Lorsque je m’apprête à lire du Gilles marchand, un incontournable, c’est pour retrouver l’univers qui se dégage de ses bouquins où la fantaisie et l’absurde fricotent avec la gravité.
Même si dans ce dernier roman Gilles Marchand a été, je trouve, plus timoré, il a toujours le don de travestir la réalité en racontant des personnages à la marge et insolites.
Il pourra ajouter à sa liste ce nouveau personnage, narrateur de l’histoire, ancien combattant de la première guerre qui a perdu sa main dès l’automne 14.
Il décide malgré sa blessure de rester sur la zone de combat par culpabilité.
Dans les années 20, le retour à la vie civile est difficile et il estime avoir une dette envers ses camarades de guerre et décide de devenir enquêteur : il se chargera de retrouver les corps, réhabiliter des soldats, permettre l’inscription des noms sur les tombes.
Les soldats se confient, il recueille les témoignages.
Puis Jeanne Joplain le contact pour retrouver son fils, Émile, disparu depuis 1916, car elle est persuadée que ce dernier est vivant.
Il va ainsi mettre le doigt sur des histoires extravagantes, romanesques, fabuleuses à la saveur de contes et découvre cette histoire d’amour poétique, romanesque et épique entre Emile et Lucie.
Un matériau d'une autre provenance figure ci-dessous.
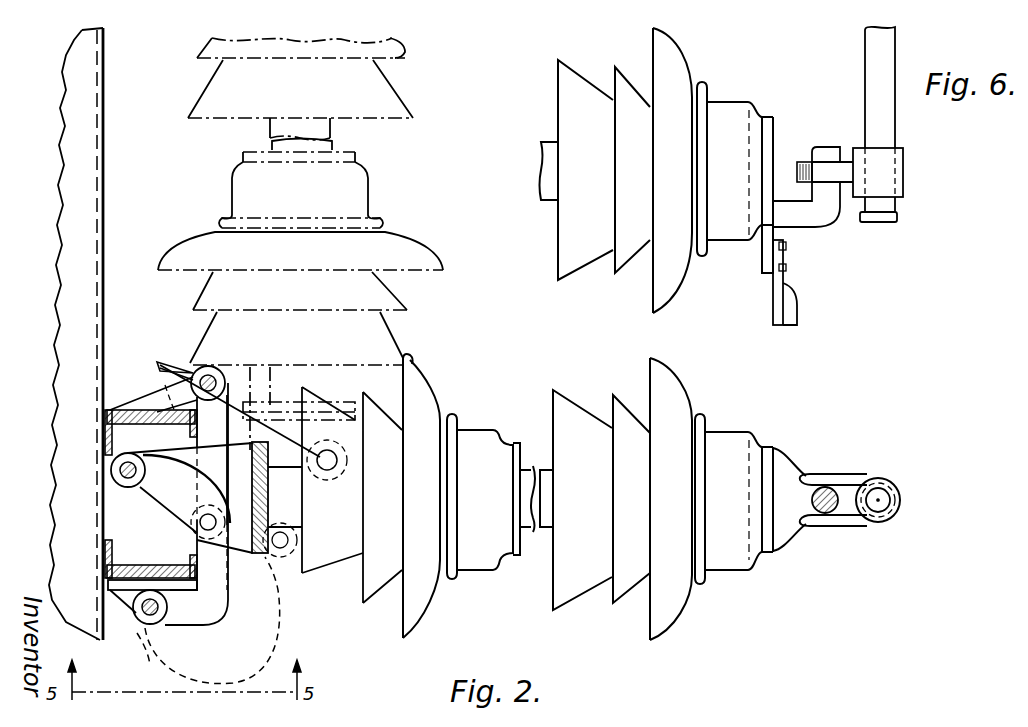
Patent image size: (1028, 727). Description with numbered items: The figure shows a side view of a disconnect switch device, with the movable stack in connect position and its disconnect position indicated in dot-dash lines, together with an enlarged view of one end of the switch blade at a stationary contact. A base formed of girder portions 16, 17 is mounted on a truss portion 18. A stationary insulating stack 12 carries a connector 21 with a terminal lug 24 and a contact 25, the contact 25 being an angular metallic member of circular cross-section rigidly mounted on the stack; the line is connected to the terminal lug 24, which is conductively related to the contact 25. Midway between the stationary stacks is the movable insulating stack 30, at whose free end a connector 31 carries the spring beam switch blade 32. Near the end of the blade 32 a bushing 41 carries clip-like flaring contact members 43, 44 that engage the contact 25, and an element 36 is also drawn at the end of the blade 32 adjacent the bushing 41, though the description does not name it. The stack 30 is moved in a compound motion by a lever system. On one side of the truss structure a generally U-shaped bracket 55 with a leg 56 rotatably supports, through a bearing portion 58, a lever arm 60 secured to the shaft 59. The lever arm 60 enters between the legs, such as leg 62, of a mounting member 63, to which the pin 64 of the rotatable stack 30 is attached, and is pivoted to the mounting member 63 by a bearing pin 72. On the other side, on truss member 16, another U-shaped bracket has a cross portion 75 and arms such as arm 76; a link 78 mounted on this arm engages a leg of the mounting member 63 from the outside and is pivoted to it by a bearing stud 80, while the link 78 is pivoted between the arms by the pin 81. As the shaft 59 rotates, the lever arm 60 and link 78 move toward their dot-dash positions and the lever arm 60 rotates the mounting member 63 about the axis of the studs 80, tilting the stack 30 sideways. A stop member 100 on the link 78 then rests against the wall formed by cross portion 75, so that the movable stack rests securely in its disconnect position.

Et là on se laisse porter par une plume qui manie les mots sous le talent indéniable de Gilles Marchand, compositeur de phrases aux mélodies savoureuses où vous pourrez écouter. Car oui un texte de Gilles s’écoute ! Entendez « le bruissement en la majeur » de la lettre qui tombe dans la boîte aux lettres, les noms de personnages aux consonances familières comme Jeanne Joplin, Paul Macaret , Georges Hérisson, Jean La None, les verbes d’action comme mistinguer, chanaliser, ou bretonner inspirés de noms célèbres que vous avez évidemment reconnu. Il s’est emparé des tics de langage et du lexique de cette grande époque.
Sur un air d’accordéon l’auteur raconte l’histoire mystérieuse de la fille de la lune que nous pourrons ajouter à la liste des personnages fabuleux de l’univers de Gilles, que les soldats voient danser la nuit sur le champ de bataille.
Ce livre est jonché de références musicales, littéraire, mythologiques et on ne peut contester le travail indéniable d’écriture très documenté.
C’est à lire : un petit bijou !
« Certains les insultaient. D’autres leur parlaient. Moi, j’évitais. Ils nous ressemblent trop. Et puis ça se voyait qu’ils étaient perdus, qu’ils avaient peur, qu’ils étaient fatigués, qu’ils avaient des poux tout comme nous. Je ne voulais pas prendre le risque de les trouver sympathiques. Si on avait su qu’un boche c’était rien qu’un Français qui parle allemand, on aurait eu du mal à continuer à leur tirer dessus. »
« On les appelait comme ça parce que c’était des moustaches. Me souviens plus de leurs vrais noms. Y avait p’têt’ bien un Arthur.
– Pardon, vous dites que c’était des… moustaches ?
– Oui, des moustaches. Sans les hommes. C’est rare, mais ça arrive.
– Excusez-moi, vous insinuez que des moustaches se trimballaient comme ça, sans les visages qui vont avec, sans les corps ni rien ?
– Voilà, rien que des moustaches. »
« Ça sert à ça les histoires, à rendre la vie meilleure. On avait les pieds lourds, alors on s’interdisait d’avoir le cœur trop lourd. On ne pouvait pas ajouter les larmes à la pluie, on aurait coulé. Et il fallait avancer. On remettait nos havresacs qu’on remplissait d’histoires d’amour d’un peu tout le monde, ça resservirait toujours. L’amour ça se partage bien, t’en prends un bout, il en reste autant à celui qui t’a raconté l’histoire. C’était facile d’être généreux. »
Oui un petit bijou, un coup de coeur. J’avais du mal à entrer dans l’univers fantasque des livres précédents. Mais celui là avec son côté «timoré» m’a touché droit au coeur.